SALLY Chilvers, who has died aged 99, was a former principal of Lady Margaret Hall who oversaw its transition to admitting men as well as women.

She moved from Bedford College, University of London, in 1971 to help Lady Margaret Hall transfer to co-education.

Many of the Oxford University men’s colleges had gone co-ed but only St Anne’s of the women’s colleges had decided to open to men as well as women.

Mrs Chilvers, a noted anthropologist, lived longer than any other head of an Oxford college.

This week’s obituaries:

Elizabeth Millicent Chilvers, nee Graves, known as Sally, was born in Turkey on August 3, 1914, to parents Philip Perceval Graves, a foreign correspondent for The Times, and Millicent Graves. She was the niece of the poet Robert Graves.

She was born the day before Britain declared war on Germany and her family fled to Alexandria, Egypt, before returning to the UK, settling in Cornwall. Her father stayed in the Middle East to continue his work as a foreign correspondent.

After the war they headed to Turkey, but following the Greco-Turkish war, when Miss Graves was eight, they moved to London.

She attended Benenden School, an independent boarding school for girls in Kent, before going up to Somerville College in 1932 to study English.

She changed her subject to history and while studying met her future husband Richard Chilvers.

After Somerville in 1935, she visited distant relatives with her mother in Germany, but her mother was bitten by a poisonous insect and died within a matter of days.

Later that year she went on a tour of the Middle East and Bulgaria and did odd writing jobs for her father in Jerusalem. They travelled to Bulgaria and, somewhere in the country, the train they were travelling in stopped without explanation in the middle of a field.
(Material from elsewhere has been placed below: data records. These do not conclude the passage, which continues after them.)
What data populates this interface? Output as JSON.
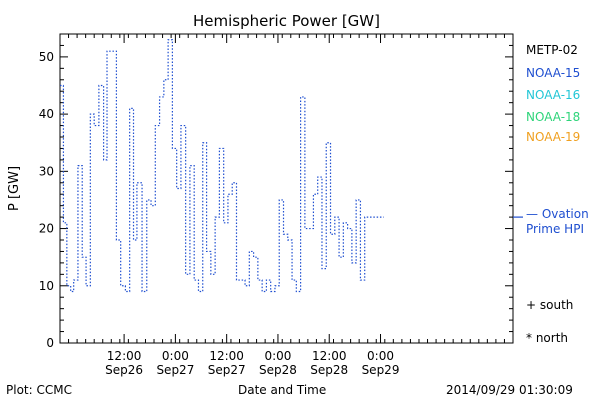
{
  "chart_data": {
    "type": "line",
    "title": "Hemispheric Power [GW]",
    "ylabel": "P [GW]",
    "xlabel": "Date and Time",
    "ylim": [
      0,
      54
    ],
    "yticks": [
      0,
      10,
      20,
      30,
      40,
      50
    ],
    "xlim_hours": [
      0,
      106
    ],
    "xticks": [
      {
        "hour": 15,
        "line1": "12:00",
        "line2": "Sep26"
      },
      {
        "hour": 27,
        "line1": "0:00",
        "line2": "Sep27"
      },
      {
        "hour": 39,
        "line1": "12:00",
        "line2": "Sep27"
      },
      {
        "hour": 51,
        "line1": "0:00",
        "line2": "Sep28"
      },
      {
        "hour": 63,
        "line1": "12:00",
        "line2": "Sep28"
      },
      {
        "hour": 75,
        "line1": "0:00",
        "line2": "Sep29"
      }
    ],
    "legend": [
      {
        "name": "METP-02",
        "color": "#000000"
      },
      {
        "name": "NOAA-15",
        "color": "#1f4fd0"
      },
      {
        "name": "NOAA-16",
        "color": "#22c6d6"
      },
      {
        "name": "NOAA-18",
        "color": "#2ed47a"
      },
      {
        "name": "NOAA-19",
        "color": "#f0a020"
      }
    ],
    "ovation": {
      "label_line1": "— Ovation",
      "label_line2": "Prime HPI",
      "value": 22,
      "color": "#1f4fd0"
    },
    "markers": [
      {
        "label": "+ south"
      },
      {
        "label": "* north"
      }
    ],
    "series": [
      {
        "color": "#1f4fd0",
        "step": true,
        "x": [
          0,
          0.8,
          1.6,
          2.5,
          3.2,
          4.2,
          5.2,
          6.1,
          7.1,
          8.0,
          9.1,
          10.2,
          11.0,
          12.0,
          13.2,
          14.2,
          15.3,
          16.3,
          17.2,
          18.0,
          19.2,
          20.3,
          21.3,
          22.3,
          23.3,
          24.3,
          25.3,
          26.3,
          27.3,
          28.3,
          29.4,
          30.4,
          31.4,
          32.4,
          33.4,
          34.3,
          35.3,
          36.3,
          37.3,
          38.3,
          39.3,
          40.3,
          41.3,
          42.3,
          43.3,
          44.3,
          45.3,
          46.3,
          47.3,
          48.3,
          49.3,
          50.3,
          51.3,
          52.3,
          53.3,
          54.3,
          55.3,
          56.3,
          57.3,
          58.3,
          59.3,
          60.3,
          61.3,
          62.3,
          63.3,
          64.3,
          65.3,
          66.3,
          67.3,
          68.3,
          69.3,
          70.3,
          71.3,
          72.3,
          73.3,
          74.3,
          75.3
        ],
        "y": [
          45,
          21,
          10,
          9,
          11,
          31,
          15,
          10,
          40,
          38,
          45,
          32,
          51,
          51,
          18,
          10,
          9,
          41,
          18,
          28,
          9,
          25,
          24,
          38,
          43,
          46,
          53,
          34,
          27,
          38,
          12,
          31,
          11,
          9,
          35,
          16,
          12,
          22,
          34,
          21,
          26,
          28,
          11,
          11,
          10,
          16,
          15,
          11,
          9,
          11,
          9,
          10,
          25,
          19,
          18,
          11,
          9,
          43,
          20,
          20,
          26,
          29,
          13,
          35,
          19,
          22,
          15,
          21,
          20,
          14,
          25,
          11,
          22,
          22,
          22,
          22,
          22
        ]
      }
    ]
  },
  "footer": {
    "left": "Plot: CCMC",
    "center": "Date and Time",
    "right": "2014/09/29 01:30:09"
  }
}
Mrs Chilvers later recalled: “There were always coups and things going on, so we had no idea what was to happen.

“But a ladder was put against the door of our carriage and in came a man with six fingers on each hand. He said ‘His Majesty is awaiting you at the bottom of the ladder’.

“The king [Boris III of Bulgaria] was a butterfly collector, as was my father, so we were literally kidnapped off the train, which the king had been driving. It was a hobby of his.”

They ended up staying for a few days with the king in the Rila Mountains, collecting butterflies.

Miss Graves returned to the UK and married Mr Chilvers in 1937, at St Mark’s Church, London.

In 1939 Mrs Chilvers was allocated a job with the Civil Service for the Second World War.

She was part of “neutral trade intelligence” in the Ministry of Economic Warfare, making sure that neutral countries got enough supplies but not enough to pass on extras to Germany.

She later worked in the War Cabinet Office on supplies to overseas territories, together with Belgium and France. This was where she first took an interest in the French Cameroons.

At the end of the war, Mrs Chilvers briefly re-entered journalism but returned to the Civil Service in the Colonial Office, from 1948 to 1957.

There she met anthropologists Phyllis Kaberry and Ruth Landes and began research exchanges with the French and Belgians.

Afterwards she came to Oxford to join the Institute of Colonial Studies, and joined Ms Kaberry in Cameroon in 1958 to work closely with her as a historian.

In 1957 she was appointed director of the University of London’s Institute of Commonwealth Studies, before working as a senior researcher from 1961 to 1964, when she moved to Bedford College.

In 1971 she came to Oxford as principal of Lady Margaret Hall.

She retired in 1979, but continued to spend her time between Oxford and London, where she and her husband had a flat.

She also continued with her research into the Cameroons.

Sally Chilvers died on July 3. Her husband, who had also been a civil servant, passed away in 1985.

A memorial service for Mrs Chilvers was held at Lady Margaret Hall on November 22.